In a small town ruled by a gang of scuzzy car thieves, a mysterious stranger—named Jake, and played by the inimitable Charlie Sheen—arrives. Is this visibly 22, leather-clad, motorcycle-riding high school student a glimmer of hope for the oppressed townsfolk? And could he be connected to the mysterious, futuristic ghost/robot that’s been slaughtering the gang members? Isn’t it obvious? Don’t worry: after a wild second act centered around sick races and car-related murders, all of
your questions will be answered. Well, most of your questions will– okay, some of your questions might receive answers.
Director: Mike Marvin Actors: Charlie Sheen, Nick Cassavetes, Sherilyn Fenn, Randy Quaid, Clint Howard Genre: Horror, Action Year of Release: 1986
Let me be entirely clear with you: this is a very bad film. The characters are flat, sexist stereotypes that spout terrible one-liners and unconvincing cliches for the full duration of the 93 minute runtime. God help you if you want an explanation, either. Charlie Sheen’s some sort of revenge ghost—a… Wraith, if you will. Where’d he get the supercar and the Tron suit? Maybe he stopped off in the future before he reincarnated? Which, by the way, how’d he do that? Who knows?
But more importantly: who fucking cares?

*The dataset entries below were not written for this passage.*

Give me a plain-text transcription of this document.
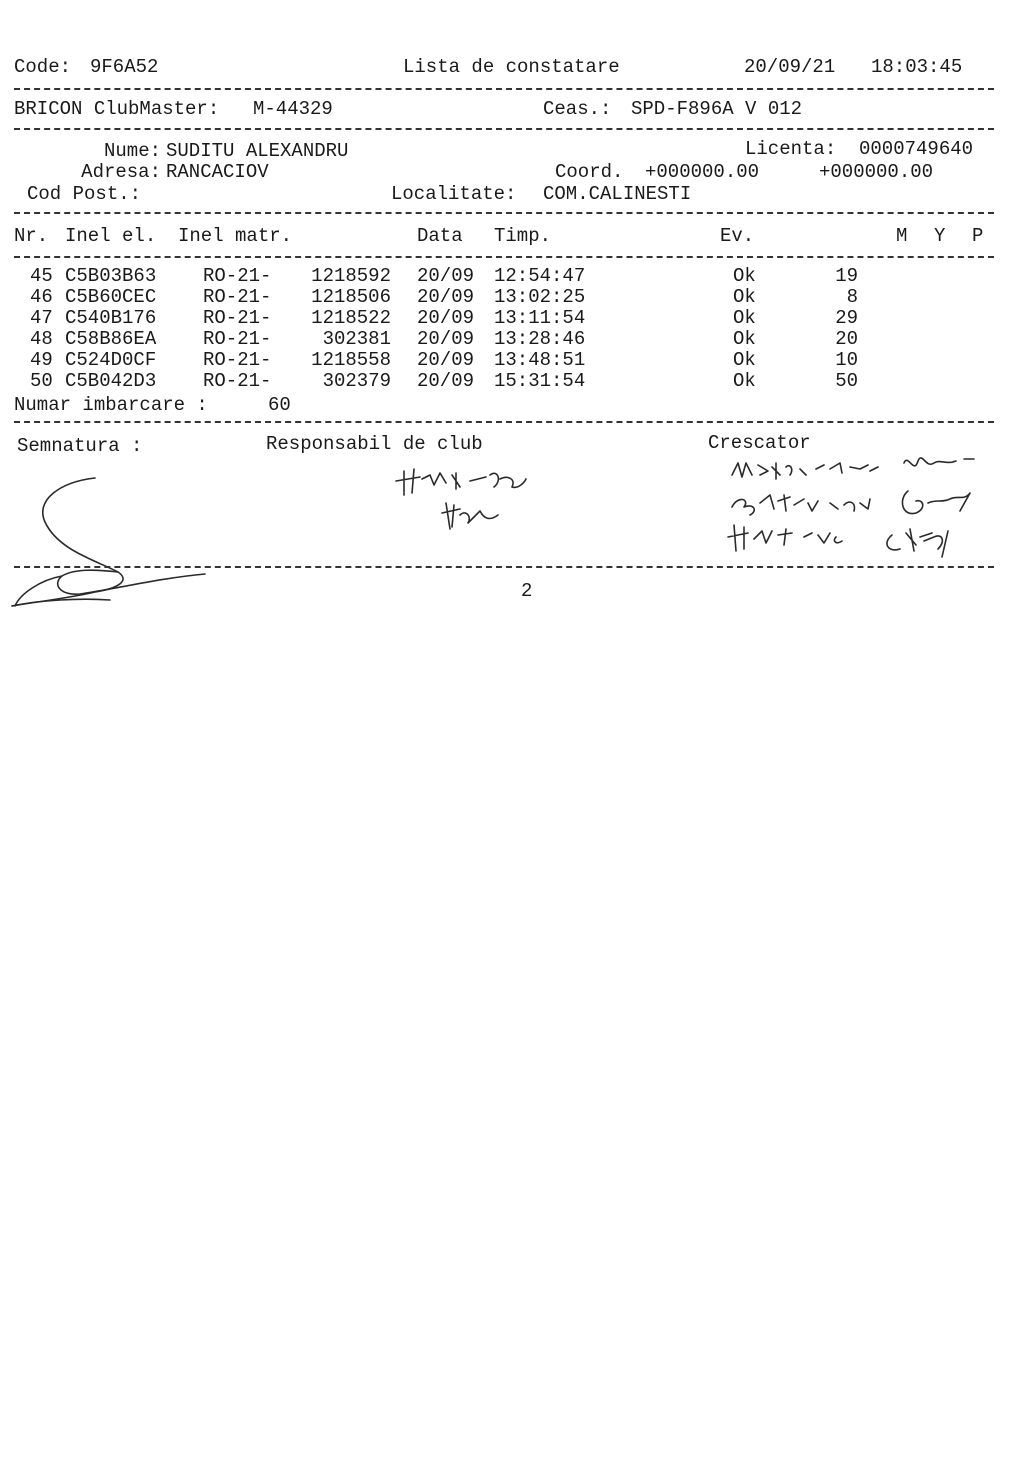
Code: 9F6A52	Lista de constatare	20/09/21 18:03:45
BRICON ClubMaster: M-44329	Ceas.: SPD-F896A V 012
Nume: SUDITU ALEXANDRU	Licenta: 0000749640
Adresa: RANCACIOV	Coord. +000000.00	+000000.00
Cod Post.:	Localitate: COM.CALINESTI
Nr. Inel el. Inel matr.	Data Timp.	Ev.	M Y P
45 C5B03B63 RO-21-	1218592 20/09 12:54:47	Ok	19
46 C5B60CEC RO-21-	1218506 20/09 13:02:25	Ok	8
47 C540B176 RO-21-	1218522 20/09 13:11:54	Ok	29
48 C58B86EA RO-21-	302381 20/09 13:28:46	Ok	20
49 C524D0CF RO-21-	1218558 20/09 13:48:51	Ok	10
50 C5B042D3 RO-21-	302379 20/09 15:31:54	Ok	50
Numar imbarcare :	60
Semnatura :	Responsabil de club	Crescator
2
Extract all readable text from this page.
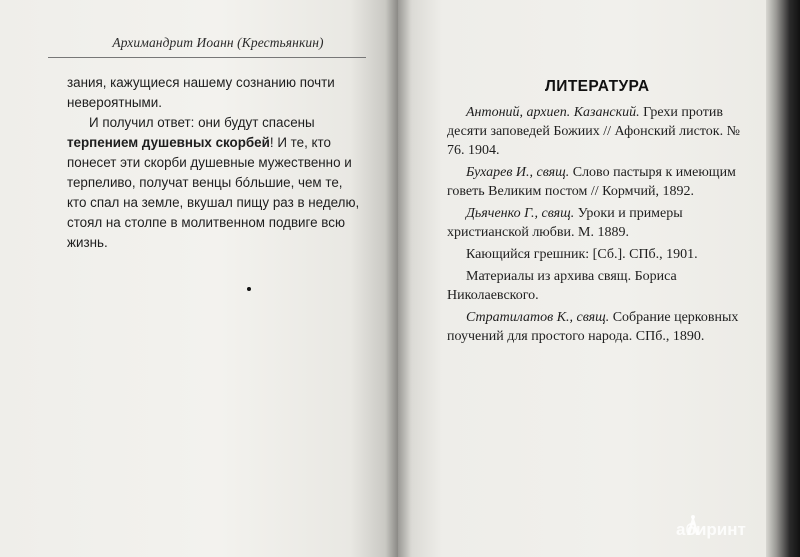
Архимандрит Иоанн (Крестьянкин)

зания, кажущиеся нашему сознанию почти невероятными.

И получил ответ: они будут спасены терпением душевных скорбей! И те, кто понесет эти скорби душевные мужественно и терпеливо, получат венцы бóльшие, чем те, кто спал на земле, вкушал пищу раз в неделю, стоял на столпе в молитвенном подвиге всю жизнь.

ЛИТЕРАТУРА

Антоний, архиеп. Казанский. Грехи против десяти заповедей Божиих // Афонский листок. № 76. 1904.

Бухарев И., свящ. Слово пастыря к имеющим говеть Великим постом // Кормчий, 1892.

Дьяченко Г., свящ. Уроки и примеры христианской любви. М. 1889.

Кающийся грешник: [Сб.]. СПб., 1901.

Материалы из архива свящ. Бориса Николаевского.

Стратилатов К., свящ. Собрание церковных поучений для простого народа. СПб., 1890.

абиринт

Let’s talk about the soundtrack. You remember the 80s? It’s that, it’s the 80s. The Wraith soundtrack is everything everyone loves about the decade’s music. Notice I didn’t call it a score, either – you aint gonna find any dramatic violin swells here. This one’s all cheap synth, drum machines set to “Power Rock,” and reverbed-out guitar solos. It’s the best.
You know what else is the best? The Wraith. Despite the fact that it objectively sucks—and it does—it’s an amazingly good time. It defies genre not because it lacks the elements of genre, it’s just that the movie itself isn’t able to convey its genre clearly. People say it’s a horror movie, and it does have violent murder and a ghost, so… Kinda? But it’s a doofy car race action movie, too. And a high school drama, and some kind of weird sci-fi nerd revenge fantasy. Plus, technically, it has the same plot as The Crow: slain loverboy comes back as a rad ghost to kill the shit out of his murderers.
There’s really no part of The Wraith that approaches what you might call rational coherence. Even the dramatis personae is rounded out with characters named things like “Skank,” and “Minty,” and “Gutterboy.” Skank, by the way, lives in a decommissioned airplane and enjoys drinking industrial solvents as a way to pass the time. There isn’t a single second of The Wraith that’s less than over-the-top, preposterous nonsense and it’s fuckin’ perfect for it.
The Wraith has a wholesome feel to it, but it’s pretty freakin’ violent. I mean, there’s only a little bit of the stabbier variety of violence and it’s stylized and largely bloodless. There’s a lot of exploding-car-murders though – like at least six. There’s some corpses, too, but there’s not a second of gore.
Well, you get to see Sherilyn Fenn’s naked boobs, so that’s awesome. There are few innocent, teenager-y sex scenes and some shirtless Charlie Sheen but it’s never extreme or too explicit. This is PG-13 all the way.
This is Charlie Sheen’s second-ever lead role in a movie. Johnny Depp was originally considered for the role.
The line “whoever he is, he’s weird, and he’s pissed off,” is a direct lift of a line from John Carpenter’s The Thing.
Shockingly, there was only one car wreck during the (albeit extremely short) filming period. It did kill a guy though.